De son côté, le mouvement Ennahda, via son président Rached Ghannouchi, a mis en garde contre toute tentative visant à déstabiliser les relations entre l'Algérie et la Tunisie. "Nous ne tolérerons, dans l'intérêt de la Tunisie, aucune atteinte à la relation stratégique qui nous lie à nos frères algériens", a déclaré en effet Rached Ghannouchi lors d'une entrevue accordée à Radio Algérie internationale (RAI).
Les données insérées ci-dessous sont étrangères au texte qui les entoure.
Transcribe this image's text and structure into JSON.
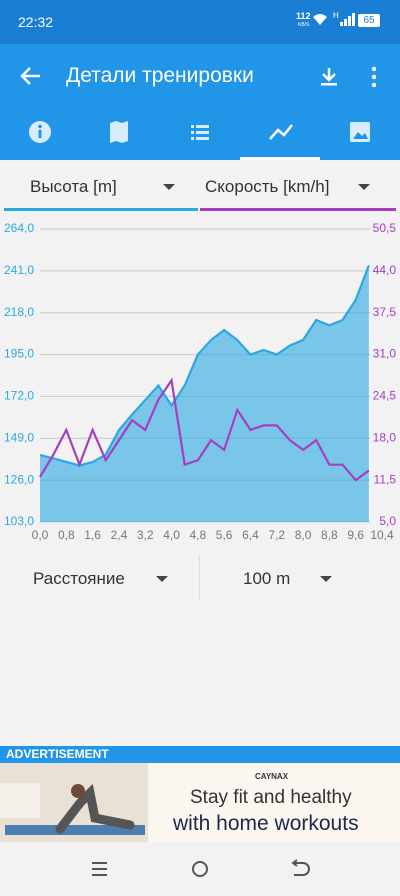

Il a également affirmé que la relation entre les deux pays voisins était "à l'avant-garde des relations internationales et régionales, étant une relation stratégique, et nous sommes reconnaissants à nos frères algériens, Etat et peuple, pour avoir été aux côtés des Tunisiens dans les moments difficiles".

Le démenti du chef d'Ennahda

Rached Ghannouchi a balayé ensuite d'un revers de la main les propos de l'ex président tunisien. "La Tunisie s'est engagée dans une période de transition démocratique, durant la décennie de l'étape post-Révolution, une étape semée d’embûches et de difficultés. Le soutien assuré par l'Algérie à la Tunisie lors de notre transition démocratique s'est caractérisé par des dons et des crédits et même par les millions d'Algériens qui ont insufflé une dynamique à la vie touristique et économique de notre pays au moment où les pays européens nous ont abandonné en période de troubles", a-t-il soutenu.